New Center Helps Scientists Reprogram The Immune System to Kill Cancer
September 28, 2017
Nicole Gularte was 26 years old and straight out of graduate school when she was diagnosed with acute lymphoblastic leukemia, also known as ALL, in 2010. This type of fast-moving blood cancer causes the bone marrow to produce too many immature white blood cells, called lymphocytes, which can spread the disease to other parts of the body. If left untreated, it can turn deadly within months.
Determined to keep fighting, Gularte decided to try a different tactic: enroll in an experimental treatment known as CAR-T therapy, which uses her own immune cells that have been reengineered to find and kill the cancer.

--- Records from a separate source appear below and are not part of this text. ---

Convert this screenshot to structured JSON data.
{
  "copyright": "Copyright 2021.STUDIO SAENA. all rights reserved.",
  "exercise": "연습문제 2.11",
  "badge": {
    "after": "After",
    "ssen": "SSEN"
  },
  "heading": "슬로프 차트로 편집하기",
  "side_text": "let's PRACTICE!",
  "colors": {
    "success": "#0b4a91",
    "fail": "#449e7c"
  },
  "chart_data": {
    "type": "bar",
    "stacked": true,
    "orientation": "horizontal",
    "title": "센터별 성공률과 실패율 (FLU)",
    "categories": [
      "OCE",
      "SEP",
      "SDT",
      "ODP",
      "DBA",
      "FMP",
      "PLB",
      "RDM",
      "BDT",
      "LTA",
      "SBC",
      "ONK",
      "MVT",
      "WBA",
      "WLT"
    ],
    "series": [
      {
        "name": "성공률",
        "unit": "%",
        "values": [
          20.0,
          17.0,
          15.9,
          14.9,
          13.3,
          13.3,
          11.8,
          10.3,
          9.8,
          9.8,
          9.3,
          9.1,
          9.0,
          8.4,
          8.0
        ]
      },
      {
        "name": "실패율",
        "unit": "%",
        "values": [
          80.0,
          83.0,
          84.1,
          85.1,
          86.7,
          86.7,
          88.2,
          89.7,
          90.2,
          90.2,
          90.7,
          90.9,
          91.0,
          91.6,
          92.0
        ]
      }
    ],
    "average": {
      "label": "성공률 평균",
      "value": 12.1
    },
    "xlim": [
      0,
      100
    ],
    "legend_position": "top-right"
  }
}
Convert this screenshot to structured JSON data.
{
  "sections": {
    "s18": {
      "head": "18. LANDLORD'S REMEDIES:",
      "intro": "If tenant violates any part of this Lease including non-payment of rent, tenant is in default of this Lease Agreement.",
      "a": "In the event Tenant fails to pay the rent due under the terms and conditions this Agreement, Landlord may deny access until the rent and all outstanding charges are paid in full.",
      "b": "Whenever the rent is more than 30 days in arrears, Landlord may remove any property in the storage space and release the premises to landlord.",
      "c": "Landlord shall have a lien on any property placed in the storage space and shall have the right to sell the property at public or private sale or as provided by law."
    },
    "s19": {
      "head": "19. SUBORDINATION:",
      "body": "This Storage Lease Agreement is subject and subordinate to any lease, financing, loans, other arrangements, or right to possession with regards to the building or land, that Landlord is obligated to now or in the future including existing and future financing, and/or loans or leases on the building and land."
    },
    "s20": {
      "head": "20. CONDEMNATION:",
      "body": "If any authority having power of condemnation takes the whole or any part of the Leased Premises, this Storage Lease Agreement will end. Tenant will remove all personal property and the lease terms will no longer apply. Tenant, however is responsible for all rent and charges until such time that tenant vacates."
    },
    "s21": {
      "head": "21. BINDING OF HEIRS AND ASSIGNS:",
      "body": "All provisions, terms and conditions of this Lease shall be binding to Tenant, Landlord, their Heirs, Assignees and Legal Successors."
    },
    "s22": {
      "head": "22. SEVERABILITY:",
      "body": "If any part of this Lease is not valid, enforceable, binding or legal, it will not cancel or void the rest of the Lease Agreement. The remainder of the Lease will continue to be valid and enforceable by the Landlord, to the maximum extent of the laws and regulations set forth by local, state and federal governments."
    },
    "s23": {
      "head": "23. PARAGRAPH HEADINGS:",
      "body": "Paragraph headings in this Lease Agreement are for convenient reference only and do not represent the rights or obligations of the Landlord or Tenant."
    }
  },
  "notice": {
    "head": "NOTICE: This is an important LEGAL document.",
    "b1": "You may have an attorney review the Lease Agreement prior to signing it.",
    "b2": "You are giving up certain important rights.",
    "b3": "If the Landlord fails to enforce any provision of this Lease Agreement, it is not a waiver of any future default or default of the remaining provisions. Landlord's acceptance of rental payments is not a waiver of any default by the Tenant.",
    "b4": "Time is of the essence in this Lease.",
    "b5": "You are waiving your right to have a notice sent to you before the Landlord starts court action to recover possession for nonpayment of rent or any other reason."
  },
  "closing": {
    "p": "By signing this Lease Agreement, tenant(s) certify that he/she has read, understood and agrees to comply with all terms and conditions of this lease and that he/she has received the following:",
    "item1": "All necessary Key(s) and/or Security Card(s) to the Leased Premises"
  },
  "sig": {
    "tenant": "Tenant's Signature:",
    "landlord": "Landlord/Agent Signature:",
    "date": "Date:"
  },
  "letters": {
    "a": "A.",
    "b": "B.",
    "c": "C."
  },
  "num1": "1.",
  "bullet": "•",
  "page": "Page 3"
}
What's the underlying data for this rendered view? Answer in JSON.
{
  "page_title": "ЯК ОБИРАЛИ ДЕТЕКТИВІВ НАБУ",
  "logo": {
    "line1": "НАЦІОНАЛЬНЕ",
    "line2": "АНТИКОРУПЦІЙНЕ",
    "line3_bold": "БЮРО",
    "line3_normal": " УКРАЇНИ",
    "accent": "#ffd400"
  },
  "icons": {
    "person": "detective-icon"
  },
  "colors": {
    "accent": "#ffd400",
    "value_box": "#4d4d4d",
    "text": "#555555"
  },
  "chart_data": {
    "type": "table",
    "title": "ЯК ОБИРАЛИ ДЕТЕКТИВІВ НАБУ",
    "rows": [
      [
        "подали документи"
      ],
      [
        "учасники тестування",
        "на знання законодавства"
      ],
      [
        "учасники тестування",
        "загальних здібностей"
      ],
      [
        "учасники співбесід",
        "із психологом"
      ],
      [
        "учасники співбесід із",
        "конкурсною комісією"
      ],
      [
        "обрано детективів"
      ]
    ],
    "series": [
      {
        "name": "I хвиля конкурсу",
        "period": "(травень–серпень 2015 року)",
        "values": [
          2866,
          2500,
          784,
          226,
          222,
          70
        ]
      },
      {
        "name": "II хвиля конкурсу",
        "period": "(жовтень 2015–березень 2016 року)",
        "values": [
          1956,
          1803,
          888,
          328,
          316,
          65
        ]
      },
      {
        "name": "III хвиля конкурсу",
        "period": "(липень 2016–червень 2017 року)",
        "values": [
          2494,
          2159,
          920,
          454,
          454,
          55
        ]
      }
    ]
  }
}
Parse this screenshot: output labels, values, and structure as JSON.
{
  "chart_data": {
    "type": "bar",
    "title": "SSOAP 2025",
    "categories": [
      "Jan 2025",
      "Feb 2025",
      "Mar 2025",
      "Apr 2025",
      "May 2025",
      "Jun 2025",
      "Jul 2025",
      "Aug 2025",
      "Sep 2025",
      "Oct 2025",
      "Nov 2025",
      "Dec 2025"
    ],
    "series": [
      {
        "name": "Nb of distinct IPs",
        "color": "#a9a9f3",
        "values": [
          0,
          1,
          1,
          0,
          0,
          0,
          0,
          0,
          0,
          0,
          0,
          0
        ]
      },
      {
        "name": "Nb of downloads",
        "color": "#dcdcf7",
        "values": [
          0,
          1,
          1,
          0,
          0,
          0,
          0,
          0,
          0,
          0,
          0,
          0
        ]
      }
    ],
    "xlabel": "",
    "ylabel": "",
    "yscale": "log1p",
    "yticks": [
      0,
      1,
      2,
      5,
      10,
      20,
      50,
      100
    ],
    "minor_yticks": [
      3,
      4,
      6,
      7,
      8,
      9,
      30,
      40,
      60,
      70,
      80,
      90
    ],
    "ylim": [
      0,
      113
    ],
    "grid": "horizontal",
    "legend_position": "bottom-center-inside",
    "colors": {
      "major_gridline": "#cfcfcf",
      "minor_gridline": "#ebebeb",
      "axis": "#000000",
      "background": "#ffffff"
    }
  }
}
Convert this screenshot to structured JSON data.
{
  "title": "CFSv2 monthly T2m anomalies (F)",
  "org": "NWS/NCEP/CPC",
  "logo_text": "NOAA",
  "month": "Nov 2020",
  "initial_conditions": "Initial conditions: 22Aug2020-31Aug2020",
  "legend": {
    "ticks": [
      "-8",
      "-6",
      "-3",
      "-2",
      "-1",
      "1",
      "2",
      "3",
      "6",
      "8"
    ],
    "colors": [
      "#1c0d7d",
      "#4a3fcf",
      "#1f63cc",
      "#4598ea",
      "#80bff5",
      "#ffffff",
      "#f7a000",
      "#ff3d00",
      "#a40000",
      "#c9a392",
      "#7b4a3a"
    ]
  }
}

For CAR-T, doctors extract a patient’s T cells and send them to a lab where they’re carefully reengineered and multiplied so they can sniff out the cancer cells and mark them for destruction. Then the manipulated cells are shipped back to the patient’s treatment location, where they’re injected back into the patient’s bloodstream so they can do their work. The therapy, developed by doctors at Children’s Hospital of Philadelphia, gained fame after it saved a young girl named Emily Whitehead in 2012. With guidance and encouragement from Emily, her family and the Emily Whitehead Foundation, Gularte received her own modified cells a year ago, and she’s now cancer-free. “I have officially survived acute lymphoblastic leukemia eight times,” she wrote on her blog.
The good news is that stories like Whitehead’s and Gularte’s could soon become more common. In August, the U.S. Food Drug Administration approved the first cell therapy in the United States for the treatment of pediatric and young-adult patients with a form of ALL. “We’re entering a new frontier in medical innovation with the ability to reprogram a patient’s own cells to attack a deadly cancer,” said FDA commissioner Scott Gottlieb.
But cell therapy is a complex process that involves more than manufacturing a pill. It requires a setup that resembles a biotech factory. “Cell therapy has the potential to cure everything from cancer to diabetes,” says Phil Vanek, general manager for cell therapy growth strategy at GE Healthcare. “But we need to make it affordable and scalable.”
Vanek’s business and others are racing to make that happen and deliver on cell therapy’s promise. He says that says that hundreds of patients have already benefited from CAR-T in clinical trials that have reported 80 percent success rates. Some 300,000 people could be receiving the treatment by 2024. A report by Roots Analysis estimates the T-cell therapy market, which includes CAR-T therapy, could read $30 billion by 2030.
Crucial to that race is a new cell therapy research and process-development facility called the Center for Advanced Therapeutic Cell Technologies (CATCT), which officially opened in Toronto on Thursday. It’s designed to help pharma companies, university researchers and technology companies like GE to scale faster. “Right now, the technologies and production methodologies can support a few hundreds to a few thousands of patients, but it’s still a brute-force approach,” Vanek says. “The manufacturing process is not easy, it’s not automated, and it requires quite a bit of hands-on labor. It has to change to support the broader patient population, and it will.”
Led by Canada’s Centre for Commercialization of Regenerative Medicine, a leader in developing and commercializing cell and gene therapies and regenerative medicine technologies, the new Toronto center already employs more than 30 biologists, virologists, and biomedical and other engineers, including some from GE.
GE’s Life Sciences business unit helped fund and equip the lab, and the researchers are using bioreactors to grow engineered cells and identify the optimum growing conditions for different cell types, laser-powered flow cytometers that can study the properties of individual cells, and even robots running production automation experiments.
One purpose of CATCT is to develop new processes that will enable pharma companies to offer cell therapy to millions of patients. Despite success stories like Whitehead’s and Gularte’s, the vast majority of new cancer patients still start with standard treatments like chemotherapy, and the FDA approved the first CAR-T treatment only for patients with “refractory,” or resistant, cancers, or those in second or later relapses. But “if these therapies move to a first-line treatment, then the number of patients will go up dramatically into the hundreds of thousands, if not more,” says Vanek.
Vanek says that CATCT will allow technology companies like GE to learn about new therapies in the pipeline. “This was our blind spot in the past,” he says. “You really need to walk in the shoes of our customers to understand where their pain points and challenges are.” He also said that partners working at the center — big companies as well as universities and startups — will have access to a “fee for service” process-development capability. “This makes the group not only self-sustaining by taking on client work,” he says. “It will also give us access to more customers who will come to us with their toughest challenges, and that’s where the learning happens.”